Take mobile towers, a long-time popular means for low-level access. Perhaps the newest of the type is the all-aluminium 1XL from Zarges-Tubesca in Germany, which offers platform heights from 1 to 9 m by assembling 2 m lift sections.

The tower uses 50 mm tubing, with an allaluminium trapdoor platform with non-slip surface. The base unit and platform pack, which together provide1 m of height, list at €1050. With the four modules necessary to build to 9 m platform height, list price is €4000.

Further west, from Altrex in The Netherlands, comes the 5000-series of modular scaffolding, launched at Bauma. The series comprises a variety of parts that combine to form standard configurations of rolling towers 5100/5200, the stairway tower 5300, folding scaffolds 5400/5500, and the modular triangular bridge (MTB).

Altrex has renewed the K2 folding tower, part of its 4000 series, designed for both interior and exterior use. The model has base dimensions of 0.75 by 1.85 m and extends to a platform height of 3.8 m, and its capacity meets the EN 1004 class 3 standard of 200 kg/m2 loading.

The Dutch company's other folding tower, the K1, is under revision for a release in February or March.

Those wanting an insulated tower might look to the UK at Youngman Group's BoSS Zone 1, glass-reinforced-plastic tower. It is available in 850 and 1450 mm ladder spans, and capacities are 225 kg per platform and 720 kg per tower.

Described by Birchwood in the UK to be the “world's first, ‘no power' self-erecting tower” is the Razor Deck 2M. It extends from its flat-packed transport state to 0.55, 1.0, or 2.0 m platform heights using tensioned springs. Offering a capacity of 150 kg, it weighs 82 kg and has a deck size of 1000 by 700 mm.
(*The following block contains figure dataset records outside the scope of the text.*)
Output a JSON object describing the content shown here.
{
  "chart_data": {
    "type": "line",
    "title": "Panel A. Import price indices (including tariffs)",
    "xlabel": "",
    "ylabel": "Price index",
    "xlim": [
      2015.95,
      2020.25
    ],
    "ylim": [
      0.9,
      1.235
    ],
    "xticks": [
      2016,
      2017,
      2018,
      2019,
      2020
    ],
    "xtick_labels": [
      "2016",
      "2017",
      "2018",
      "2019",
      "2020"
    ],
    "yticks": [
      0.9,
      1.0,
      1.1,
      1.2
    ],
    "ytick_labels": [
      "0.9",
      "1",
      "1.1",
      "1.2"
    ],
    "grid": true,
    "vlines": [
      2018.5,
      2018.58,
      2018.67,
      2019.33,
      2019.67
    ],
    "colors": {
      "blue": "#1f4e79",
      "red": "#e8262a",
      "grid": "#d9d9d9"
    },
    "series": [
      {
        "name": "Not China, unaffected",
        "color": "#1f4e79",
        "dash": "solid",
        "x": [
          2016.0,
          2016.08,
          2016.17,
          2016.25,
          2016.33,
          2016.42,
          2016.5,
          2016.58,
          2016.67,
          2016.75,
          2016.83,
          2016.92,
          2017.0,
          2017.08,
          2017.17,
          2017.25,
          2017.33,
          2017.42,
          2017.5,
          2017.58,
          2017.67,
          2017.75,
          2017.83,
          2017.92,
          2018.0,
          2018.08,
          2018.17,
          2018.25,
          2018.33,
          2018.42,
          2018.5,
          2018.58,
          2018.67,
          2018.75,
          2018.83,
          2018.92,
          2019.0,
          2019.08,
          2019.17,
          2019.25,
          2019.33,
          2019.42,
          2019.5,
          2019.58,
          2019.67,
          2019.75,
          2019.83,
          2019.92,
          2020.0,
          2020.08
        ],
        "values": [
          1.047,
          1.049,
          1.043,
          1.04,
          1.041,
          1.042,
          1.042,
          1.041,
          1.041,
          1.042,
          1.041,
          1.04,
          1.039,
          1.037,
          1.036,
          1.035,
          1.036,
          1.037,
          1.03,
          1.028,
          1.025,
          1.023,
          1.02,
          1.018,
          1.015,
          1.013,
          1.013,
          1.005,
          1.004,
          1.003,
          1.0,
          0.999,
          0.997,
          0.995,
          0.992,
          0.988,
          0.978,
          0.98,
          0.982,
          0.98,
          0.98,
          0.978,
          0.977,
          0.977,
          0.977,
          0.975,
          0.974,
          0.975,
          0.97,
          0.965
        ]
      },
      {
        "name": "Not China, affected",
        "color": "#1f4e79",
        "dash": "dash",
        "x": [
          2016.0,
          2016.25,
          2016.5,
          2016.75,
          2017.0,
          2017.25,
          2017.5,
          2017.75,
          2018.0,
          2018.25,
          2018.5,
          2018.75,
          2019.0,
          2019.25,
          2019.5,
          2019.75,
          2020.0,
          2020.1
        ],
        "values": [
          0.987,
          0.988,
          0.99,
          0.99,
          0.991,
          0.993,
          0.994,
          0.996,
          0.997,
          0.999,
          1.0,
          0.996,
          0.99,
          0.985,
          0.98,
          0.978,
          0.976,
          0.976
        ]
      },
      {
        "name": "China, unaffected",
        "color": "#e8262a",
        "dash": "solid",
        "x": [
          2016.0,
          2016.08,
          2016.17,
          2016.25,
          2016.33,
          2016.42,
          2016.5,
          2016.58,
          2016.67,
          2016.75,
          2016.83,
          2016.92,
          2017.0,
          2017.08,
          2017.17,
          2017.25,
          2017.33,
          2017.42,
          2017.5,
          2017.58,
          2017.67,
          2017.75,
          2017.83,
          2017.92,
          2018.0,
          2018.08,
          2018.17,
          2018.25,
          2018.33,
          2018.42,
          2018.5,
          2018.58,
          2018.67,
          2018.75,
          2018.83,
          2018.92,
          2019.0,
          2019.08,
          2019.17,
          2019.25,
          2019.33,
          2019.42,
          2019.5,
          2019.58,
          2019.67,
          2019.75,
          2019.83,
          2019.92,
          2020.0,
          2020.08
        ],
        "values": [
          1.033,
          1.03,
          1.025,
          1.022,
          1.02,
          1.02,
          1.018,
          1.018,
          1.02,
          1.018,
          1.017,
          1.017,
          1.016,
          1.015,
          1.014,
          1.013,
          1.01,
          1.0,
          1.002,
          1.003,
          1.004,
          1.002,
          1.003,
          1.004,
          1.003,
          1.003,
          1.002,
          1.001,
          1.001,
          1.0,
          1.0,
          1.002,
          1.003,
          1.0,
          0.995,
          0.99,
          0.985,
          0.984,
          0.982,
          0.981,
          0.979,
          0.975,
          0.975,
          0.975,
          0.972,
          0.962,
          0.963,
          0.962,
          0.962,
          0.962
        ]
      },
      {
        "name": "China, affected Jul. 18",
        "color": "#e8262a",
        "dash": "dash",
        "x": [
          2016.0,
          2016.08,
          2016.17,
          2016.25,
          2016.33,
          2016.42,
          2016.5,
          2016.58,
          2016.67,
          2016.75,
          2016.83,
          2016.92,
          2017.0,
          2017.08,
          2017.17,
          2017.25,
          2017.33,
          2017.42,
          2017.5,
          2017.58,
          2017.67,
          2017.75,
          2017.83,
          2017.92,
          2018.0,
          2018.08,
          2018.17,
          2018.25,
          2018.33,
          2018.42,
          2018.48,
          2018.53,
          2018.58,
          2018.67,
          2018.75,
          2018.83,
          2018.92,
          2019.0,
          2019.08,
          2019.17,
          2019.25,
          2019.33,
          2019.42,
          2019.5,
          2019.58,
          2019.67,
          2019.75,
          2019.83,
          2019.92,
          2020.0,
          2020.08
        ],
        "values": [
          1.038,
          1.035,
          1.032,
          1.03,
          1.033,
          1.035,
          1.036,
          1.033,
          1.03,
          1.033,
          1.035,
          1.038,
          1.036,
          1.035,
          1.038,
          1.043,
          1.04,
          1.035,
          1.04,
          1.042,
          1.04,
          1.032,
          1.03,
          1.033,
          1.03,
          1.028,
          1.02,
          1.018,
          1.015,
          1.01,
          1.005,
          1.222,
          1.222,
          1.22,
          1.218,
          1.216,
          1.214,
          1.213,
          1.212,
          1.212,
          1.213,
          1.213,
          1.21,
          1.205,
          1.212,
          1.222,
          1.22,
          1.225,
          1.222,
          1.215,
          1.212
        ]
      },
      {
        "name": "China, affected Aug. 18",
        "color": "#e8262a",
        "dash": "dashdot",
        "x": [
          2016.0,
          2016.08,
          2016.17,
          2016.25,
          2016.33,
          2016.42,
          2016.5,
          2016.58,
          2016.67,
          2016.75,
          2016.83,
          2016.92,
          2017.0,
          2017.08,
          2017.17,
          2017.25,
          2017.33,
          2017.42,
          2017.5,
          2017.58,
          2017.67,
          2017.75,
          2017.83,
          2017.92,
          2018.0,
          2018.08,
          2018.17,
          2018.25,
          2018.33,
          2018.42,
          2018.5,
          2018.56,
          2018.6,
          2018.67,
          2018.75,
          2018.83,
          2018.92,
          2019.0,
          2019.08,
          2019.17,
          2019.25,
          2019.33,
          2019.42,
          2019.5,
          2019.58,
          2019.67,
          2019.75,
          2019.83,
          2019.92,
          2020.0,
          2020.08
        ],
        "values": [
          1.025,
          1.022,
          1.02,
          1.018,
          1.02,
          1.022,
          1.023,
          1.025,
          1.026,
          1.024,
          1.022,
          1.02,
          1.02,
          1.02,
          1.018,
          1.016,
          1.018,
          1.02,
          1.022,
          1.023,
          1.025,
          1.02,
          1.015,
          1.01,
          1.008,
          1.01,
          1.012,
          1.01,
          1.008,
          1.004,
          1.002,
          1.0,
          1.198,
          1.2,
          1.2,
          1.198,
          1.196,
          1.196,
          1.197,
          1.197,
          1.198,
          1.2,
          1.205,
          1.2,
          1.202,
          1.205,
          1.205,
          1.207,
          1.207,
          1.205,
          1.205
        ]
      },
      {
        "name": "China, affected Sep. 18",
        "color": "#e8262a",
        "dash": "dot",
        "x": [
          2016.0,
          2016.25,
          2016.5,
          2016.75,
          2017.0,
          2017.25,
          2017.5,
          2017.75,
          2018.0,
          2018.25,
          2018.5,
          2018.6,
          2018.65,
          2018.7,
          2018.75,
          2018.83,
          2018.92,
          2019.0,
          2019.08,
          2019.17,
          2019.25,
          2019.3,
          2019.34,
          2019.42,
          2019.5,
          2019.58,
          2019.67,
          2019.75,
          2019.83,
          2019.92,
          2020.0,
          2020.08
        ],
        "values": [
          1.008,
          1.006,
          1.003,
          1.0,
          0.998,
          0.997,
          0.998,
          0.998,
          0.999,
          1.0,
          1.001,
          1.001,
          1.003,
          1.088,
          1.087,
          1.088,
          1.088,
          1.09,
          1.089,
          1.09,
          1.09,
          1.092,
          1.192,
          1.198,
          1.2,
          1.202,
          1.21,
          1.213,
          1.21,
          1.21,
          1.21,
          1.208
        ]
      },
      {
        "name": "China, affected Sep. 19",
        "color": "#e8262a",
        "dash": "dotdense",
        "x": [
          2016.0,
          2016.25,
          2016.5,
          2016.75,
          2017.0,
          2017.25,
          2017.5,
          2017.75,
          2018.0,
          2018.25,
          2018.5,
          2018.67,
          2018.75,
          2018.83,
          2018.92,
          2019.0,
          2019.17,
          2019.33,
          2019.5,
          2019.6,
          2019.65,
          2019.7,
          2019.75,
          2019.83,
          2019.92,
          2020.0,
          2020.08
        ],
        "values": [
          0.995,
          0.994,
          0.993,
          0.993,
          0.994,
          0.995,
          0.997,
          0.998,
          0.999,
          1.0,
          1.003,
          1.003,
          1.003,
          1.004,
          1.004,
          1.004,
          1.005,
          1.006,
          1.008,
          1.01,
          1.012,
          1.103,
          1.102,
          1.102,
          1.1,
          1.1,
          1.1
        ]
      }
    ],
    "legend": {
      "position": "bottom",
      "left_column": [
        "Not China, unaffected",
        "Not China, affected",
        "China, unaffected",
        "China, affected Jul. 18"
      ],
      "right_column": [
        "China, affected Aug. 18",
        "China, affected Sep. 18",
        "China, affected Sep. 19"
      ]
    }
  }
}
Using power to elevate its 1500 by 780 mm platform is Planet Platform's Power Tower. Also built in the UK, it is a push-around, 12-V battery-powered model with a working height of 5.1 m and a capacity of 250 kg.

Platforms and steps

Youngman in the UK says its new Work Platform is 11 platforms in one, providing working heights up to 5.15 m. Its configurations include: a double-height platform, two single-height platforms, two extension ladders, two step ladders, and four single-section ladders. The platform has a trapdoor and is sized at 1850 by 495 mm.

Youngman also offers the P1000 podium, whose 500 by 600 mm platform provides a working height of just less than 3 m. It has splayed legs that act as stabilisers, enabling it to withstand a lateral load of nearly 50 kg, says the company.

Zarges' ZAP III Z600 Platform has a foot lever to adjust its platform height between 400 and 1200 mm. It weighs 40 kg and has two castors for easier movement while extended.

Also new from Zarges is the Folding Profort, which comes in three or four tread heights and has a tool tray, wheels, stabilizer, and a rear guardrail. It folds to 1420 by 650 by 340 mm.

In Italy, meanwhile, Genex is developing a new, low-cost version of its well-established UNI-TEC tower, as well as the new UNI-TEC IN scaffold tower, designed for working on live power lines. This tower uses special foam filled tubes to provide the insulating protection and has been developed with an Italian power utility company that carries out live line work.

Altrex has launched a new lightweight, telescopic, folding ladder, the Varitrex-Teleprof. Altrex says Its hinges and telescopic mechanism make it easy to use in areas with varying heights, such as a stairwell, and it telescopes down to one-fourth of its extended length, making it easy to transport.

As you can see, the variety of low-height access equipment available almost matches the variety of tasks performed at low height. It seems a safe bet that both will continue to grow.